あとは、苦手だったり嫌いだったりすることも「アイロンかけ、大好き!」と宣言しちゃう。しかたなしにしているうちに好みが身体化する。
▽99 変人というのは最初からマジョリティの端っこにる。群れの中にはいるけど、いつでも逃げられるように端にいる。変人とはいえマジョリティに属していると余禄にあずかれることも多々あるわけで。
▽無防備 攻撃をしかけるんだったら、とにかく退却路も用意しておくとか、何も考えずに平気でやっちゃうとか。ロングスパンで勘定することができず、ショートスパンでしか自分の状況をとらえられない。
▽102 論文を書いているときに、最後まで全部見通せたと思うときがある。あ、できた、と思った次の瞬間には消えてしまう。でも「見通せた」という確信は揺るがない。「アカデミック・ハイ」 これを得るためには「助走」がいる。毎日何時間書くというルーティンを決めて、それを繰り返し2週間ぐらいつづけると、ある日「来る」。
▽107 多幸的な体験。夕焼けをジーッと眺めていると、だんだんそういう変化のリズムとこちらの体がシンクロしてきて、「あ、今、宇宙のネットワークの中におさまっているんだな」って感じがする瞬間がやってくる。自分はこの世界の構成要素なんだって。この「つながってる」という感覚は、ほとんどの子が自然の中に一定時間放り込まれると必ず体験する。
▽121 核家族のおかしさ。基本構造を4項にしたい。男の子だったら、母親の兄か弟。父母とほぼ同じくらいの社会的地位にいる人間が、ドミナントな価値観とは「ずれた」価値観を示すというかたちで、親族が固定化することを防ぐ。「おじさん」というのはそうして家の中の風通しをよくする役割。
▽170 明治生まれの人達は、若い世代が何かやろうとしても、「まあ、やめとけよ」「どうも気にくわないね」とか、うだうだ言いながら、社会のグローバル化に静かに抵抗していたんじゃないか。その人たちが表舞台から消えた後、ぺらぺら舌のまわるロジカルでクリアカットな世代が登場してくる。……でも……明治の人は早口だった。志ん生の落語なんかものすごく早口。……むしろ戦前戦中の方が科目だったのでは。「物言えば、唇寒し」でもあったから。
▽186 嘘をつくときって、体が共振しない。深く確信を持ったことを言うときって、自分の身体全体がブーンってうなるような感じで共振してくれる。嘘をついているときは、だんだん声が単調になる。身体が声についていかない。

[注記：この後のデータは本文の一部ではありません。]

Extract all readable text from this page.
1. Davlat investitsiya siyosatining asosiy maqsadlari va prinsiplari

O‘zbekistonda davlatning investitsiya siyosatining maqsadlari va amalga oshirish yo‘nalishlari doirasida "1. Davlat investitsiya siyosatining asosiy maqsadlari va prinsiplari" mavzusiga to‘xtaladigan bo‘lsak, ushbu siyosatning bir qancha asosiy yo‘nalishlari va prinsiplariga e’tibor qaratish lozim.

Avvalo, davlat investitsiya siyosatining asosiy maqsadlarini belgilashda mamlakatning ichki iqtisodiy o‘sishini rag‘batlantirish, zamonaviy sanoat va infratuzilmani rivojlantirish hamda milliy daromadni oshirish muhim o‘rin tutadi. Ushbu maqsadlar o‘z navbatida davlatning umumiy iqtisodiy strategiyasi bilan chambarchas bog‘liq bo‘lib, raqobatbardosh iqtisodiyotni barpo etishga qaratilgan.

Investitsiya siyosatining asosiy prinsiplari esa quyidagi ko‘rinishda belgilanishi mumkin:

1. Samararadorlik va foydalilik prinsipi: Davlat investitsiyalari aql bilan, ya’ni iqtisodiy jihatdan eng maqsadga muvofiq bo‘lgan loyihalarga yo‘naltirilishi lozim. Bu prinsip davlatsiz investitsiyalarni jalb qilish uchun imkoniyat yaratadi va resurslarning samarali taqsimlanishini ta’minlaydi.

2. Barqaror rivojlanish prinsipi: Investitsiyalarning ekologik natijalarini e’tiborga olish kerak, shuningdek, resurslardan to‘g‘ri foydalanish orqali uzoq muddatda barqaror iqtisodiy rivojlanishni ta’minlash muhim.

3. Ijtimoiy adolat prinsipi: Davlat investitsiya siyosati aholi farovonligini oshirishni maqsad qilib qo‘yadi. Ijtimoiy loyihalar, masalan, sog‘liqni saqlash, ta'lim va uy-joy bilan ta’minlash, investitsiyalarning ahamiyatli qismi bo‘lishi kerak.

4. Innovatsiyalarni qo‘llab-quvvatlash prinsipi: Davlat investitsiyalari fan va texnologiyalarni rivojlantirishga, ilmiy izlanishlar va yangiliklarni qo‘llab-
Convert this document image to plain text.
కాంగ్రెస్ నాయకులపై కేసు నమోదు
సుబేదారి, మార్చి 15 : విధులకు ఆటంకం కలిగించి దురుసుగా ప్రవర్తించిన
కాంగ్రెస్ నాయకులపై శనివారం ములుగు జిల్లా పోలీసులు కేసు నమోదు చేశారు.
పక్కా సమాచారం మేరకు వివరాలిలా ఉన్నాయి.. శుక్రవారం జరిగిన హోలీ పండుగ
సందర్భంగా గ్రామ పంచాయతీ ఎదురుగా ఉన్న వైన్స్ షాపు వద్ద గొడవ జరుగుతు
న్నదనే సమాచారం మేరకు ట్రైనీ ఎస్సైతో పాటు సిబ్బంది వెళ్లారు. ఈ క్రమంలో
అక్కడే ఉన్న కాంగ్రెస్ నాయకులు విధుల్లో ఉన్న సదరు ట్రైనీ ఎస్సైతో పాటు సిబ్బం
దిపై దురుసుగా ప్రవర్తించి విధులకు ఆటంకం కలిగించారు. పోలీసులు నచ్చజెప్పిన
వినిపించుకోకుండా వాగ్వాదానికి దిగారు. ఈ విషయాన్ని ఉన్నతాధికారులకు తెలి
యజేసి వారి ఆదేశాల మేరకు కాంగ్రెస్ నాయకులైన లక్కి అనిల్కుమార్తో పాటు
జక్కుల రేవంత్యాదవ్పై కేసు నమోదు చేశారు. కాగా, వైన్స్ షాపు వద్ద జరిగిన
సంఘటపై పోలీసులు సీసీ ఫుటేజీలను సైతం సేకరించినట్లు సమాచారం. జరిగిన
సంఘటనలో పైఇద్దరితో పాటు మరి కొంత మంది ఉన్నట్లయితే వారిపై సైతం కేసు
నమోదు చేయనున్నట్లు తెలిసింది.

▽201 「正味の自分」 自分が世界に受け入れられていて、世界の一部をなしているという確信を持てた特権的瞬間が人生のどこかにあれば、そのときの身体感覚を絶えず参照して生きてるから、社会的評価みたいなものにあまり囚われない。
▽216 寺男は、精神障害者の最後の逃げ場だった。教育機関であり、医療機関であり、授産施設であり……アジールだった。寺が果たしうる社会的機能も見直されていい。